23/04/2024
12:13 PM

Sobre el miedo y las mentiras

Ya de adultos, tanto en el mundo del trabajo como en la vida social, las cosas no cambian mucho.

Roger Martínez

Tanto la sinceridad como la veracidad son virtudes humanas, cuya práctica es indispensable para que la convivencia social sea posible. Cuando las relaciones entre las personas se ven ensombrecidas por la ausencia de una de ellas, cunde, naturalmente, la desconfianza, se enturbia la comunicación y el interlocutor pierde credibilidad.

La experiencia nos muestra que, haciendo excepción de aquellas conductas francamente perversas o malintencionadas, la gente miente, básicamente, por dos razones: por quedar bien con los demás o porque tiene miedo de la reacción que pueda provocar la confesión de la verdad.
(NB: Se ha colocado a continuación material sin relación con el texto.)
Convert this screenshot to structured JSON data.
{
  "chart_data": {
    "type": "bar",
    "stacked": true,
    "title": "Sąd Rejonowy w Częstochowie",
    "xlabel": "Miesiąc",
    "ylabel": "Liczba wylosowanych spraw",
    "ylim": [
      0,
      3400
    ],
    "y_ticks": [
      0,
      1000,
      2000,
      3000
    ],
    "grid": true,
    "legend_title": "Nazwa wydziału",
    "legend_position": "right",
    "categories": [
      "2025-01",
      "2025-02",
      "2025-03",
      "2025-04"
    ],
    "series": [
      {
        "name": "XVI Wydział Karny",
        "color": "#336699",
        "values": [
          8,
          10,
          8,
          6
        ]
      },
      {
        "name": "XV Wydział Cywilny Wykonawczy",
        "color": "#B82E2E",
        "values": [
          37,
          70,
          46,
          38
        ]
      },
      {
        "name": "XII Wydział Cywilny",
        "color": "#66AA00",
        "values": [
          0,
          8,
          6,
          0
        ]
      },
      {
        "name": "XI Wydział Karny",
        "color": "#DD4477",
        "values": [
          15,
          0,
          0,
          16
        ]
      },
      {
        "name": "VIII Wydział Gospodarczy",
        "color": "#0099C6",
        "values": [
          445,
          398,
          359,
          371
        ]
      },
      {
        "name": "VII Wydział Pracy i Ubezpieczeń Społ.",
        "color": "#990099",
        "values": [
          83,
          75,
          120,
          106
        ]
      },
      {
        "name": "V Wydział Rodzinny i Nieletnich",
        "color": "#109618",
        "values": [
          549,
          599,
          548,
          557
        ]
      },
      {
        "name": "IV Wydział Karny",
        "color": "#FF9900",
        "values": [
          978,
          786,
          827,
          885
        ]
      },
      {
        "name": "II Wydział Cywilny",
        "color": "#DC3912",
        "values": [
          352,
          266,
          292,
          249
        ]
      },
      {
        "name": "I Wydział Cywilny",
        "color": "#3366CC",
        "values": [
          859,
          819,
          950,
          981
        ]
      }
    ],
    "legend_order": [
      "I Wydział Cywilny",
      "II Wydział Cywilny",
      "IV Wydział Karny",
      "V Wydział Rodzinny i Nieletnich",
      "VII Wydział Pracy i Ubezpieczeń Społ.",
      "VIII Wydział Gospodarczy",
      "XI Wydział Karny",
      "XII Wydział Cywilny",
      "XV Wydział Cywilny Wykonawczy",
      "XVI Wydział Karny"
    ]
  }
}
De ahí que los niños, que suelen carecer de malicia, falten casi siempre a la verdad por temor a una reprensión o a un castigo.

Y aquí, la mayoría de las veces, el error debe imputársele más a sus padres que a ellos, ya que estos se equivocan al penalizar la sinceridad y promover el engaño cuando castigan al que ha dicho la verdad y dejan impune al que ha mentido. Al hijo que ha reconocido ser culpable de haberse “echado” el vidrio de la ventana con el balón de fútbol, es cierto, no se le ha de felicitar y se le deberá advertir sobre su descuido o irresponsabilidad; pero no se le debe castigar, pues el mensaje podría ser el equivocado y no ayudaría en su formación ética y moral.

Ya de adultos, tanto en el mundo del trabajo como en la vida social, las cosas no cambian mucho. Un jefe intransigente que no acepta los humanos errores de sus subordinados recibirá, muchas veces, informes “maquillados” o datos que no corresponden plenamente con la realidad. Y, de nuevo, la falta de veracidad en la información no solo deberá achacarse a los que expresan verdades a medias, que son, por lo tanto, medio mentiras, sino a la falta de capacidad de escucha o a la actitud poco comprensiva del que manda.

En la vida social, las faltas a la sinceridad son más provocadas por la vanidad, esa hija ridícula de la soberbia. Y no hace falta llegar a la mitomanía, basta con exagerar, con aparentar virtudes que se no poseen o con negar los defectos, aunque sean visibles desde lejos.

Obviamente, una amistad auténtica es inviable sin sinceridad, ya que la confianza es uno de sus ingredientes esenciales y la mentira acaba con ella, por eso a cualquier edad es importante reflexionar sobre la importancia de la conducta diáfana, transparente, aquella que nos vuelve fiables ante jefes, subordinados e iguales.